The strategy most buyers don't know
You don't always have to choose one forever. A very common path is to start with an FHA loan — because it's easier to qualify for with a lower score or smaller down payment — and then refinance into a conventional loan once you've built 20% equity and (ideally) improved your credit. That move eliminates the FHA MIP entirely. It only makes sense when the savings outweigh the refinance closing costs (typically a few thousand dollars), so it's worth a quick break-even check before pulling the trigger. But for many buyers, “FHA now, conventional later” gets the best of both.
So which should you choose?
Lean FHA if your credit is under about 680, your down payment is small, or you're carrying higher debt — it's more forgiving and cheaper monthly at those scores. Lean conventional if your score is 700 or higher and you can put down at least 5%, because your PMI will be low and, more importantly, it'll eventually disappear. And remember the third option: if you're a veteran or buying in a rural area, a VA or USDA loan may beat both. Our full FHA vs. Conventional vs. VA vs. USDA comparison lays out all four side by side.

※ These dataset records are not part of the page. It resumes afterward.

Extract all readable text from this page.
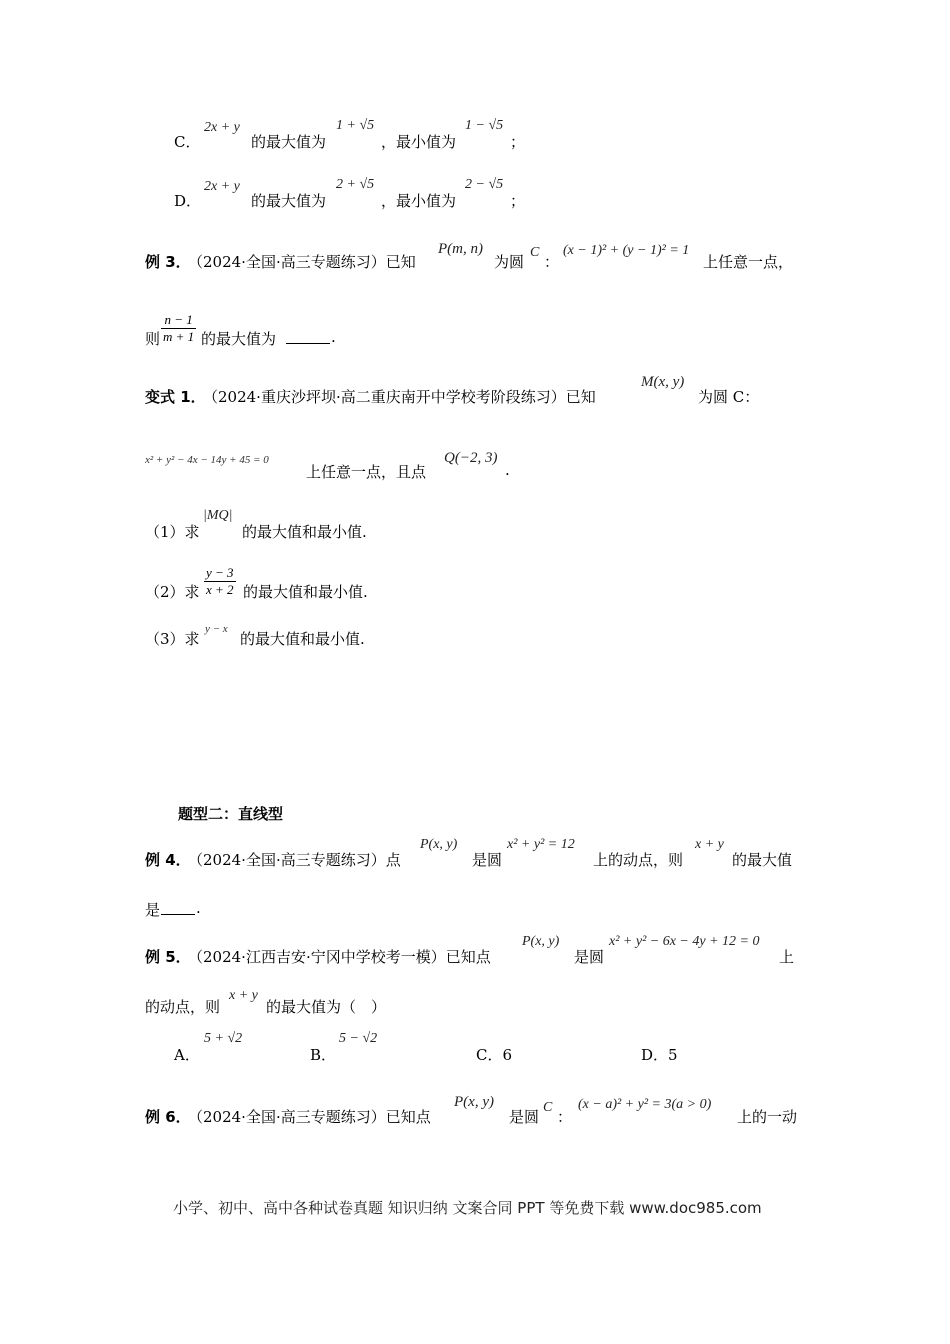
C．
2x + y
的最大值为
1 + √5
，最小值为
1 − √5
；
D．
2x + y
的最大值为
2 + √5
，最小值为
2 − √5
；
例 3．
（2024·全国·高三专题练习）已知
P(m, n)
为圆
C
：
(x − 1)² + (y − 1)² = 1
上任意一点，
则 $\frac{n - 1}{m + 1}$ 的最大值为	.
变式 1．
（2024·重庆沙坪坝·高二重庆南开中学校考阶段练习）已知
M(x, y)
为圆 C：
x² + y² − 4x − 14y + 45 = 0
上任意一点，且点
Q(−2, 3)
.
（1）求
|MQ|
的最大值和最小值.
（2）求 $\frac{y - 3}{x + 2}$ 的最大值和最小值.
（3）求
y − x
的最大值和最小值.
题型二：直线型
例 4．
（2024·全国·高三专题练习）点
P(x, y)
是圆
x² + y² = 12
上的动点，则
x + y
的最大值
是 .
例 5．
（2024·江西吉安·宁冈中学校考一模）已知点
P(x, y)
是圆
x² + y² − 6x − 4y + 12 = 0
上
的动点，则
x + y
的最大值为（　）
A．
5 + √2
B．
5 − √2
C．6	D．5
例 6．
（2024·全国·高三专题练习）已知点
P(x, y)
是圆
C
：
(x − a)² + y² = 3(a > 0)
上的一动
小学、初中、高中各种试卷真题 知识归纳 文案合同 PPT 等免费下载 www.doc985.com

Frequently asked questions
Is an FHA or conventional loan cheaper?
It depends on your credit score and how long you keep the loan. Below about a 680 score, FHA is usually cheaper monthly. At 700+, conventional is cheaper — and much cheaper over time because its mortgage insurance can be cancelled while FHA's usually can't.
Why is FHA mortgage insurance the same for everyone?
FHA charges a flat 0.55% annual premium regardless of credit score. Conventional PMI is priced by risk, so it costs more for lower scores and less for higher ones. That's why FHA is often cheaper for weaker credit and conventional is cheaper for strong credit.
Does FHA mortgage insurance ever go away?
On FHA loans with less than 10% down, the MIP lasts the life of the loan and never cancels with equity. The usual way to remove it is to refinance into a conventional loan once you have 20% equity. With 10% or more down, FHA MIP drops off after 11 years.
How much is the upfront cost difference?
FHA charges a 1.75% upfront mortgage insurance premium at closing (about $5,250 on a $300,000 loan), usually rolled into the loan. Conventional loans have no equivalent upfront insurance charge.
Can I switch from an FHA loan to a conventional loan later?
Yes, and many buyers do. Once you reach about 20% equity, refinancing from FHA to conventional removes the FHA mortgage insurance. It's worth it when the monthly savings outweigh the refinance closing costs.
What credit score do I need for each loan?
FHA allows scores as low as 580 (or 500 with 10% down). Conventional loans typically require around 620, and you'll want 700+ to get the low PMI rates that make conventional the cheaper option.
This guide is for general informational purposes only and is not financial or lending advice. Mortgage insurance rates, fees, and loan terms vary by lender and individual circumstances. Confirm current costs with a licensed lender before making decisions.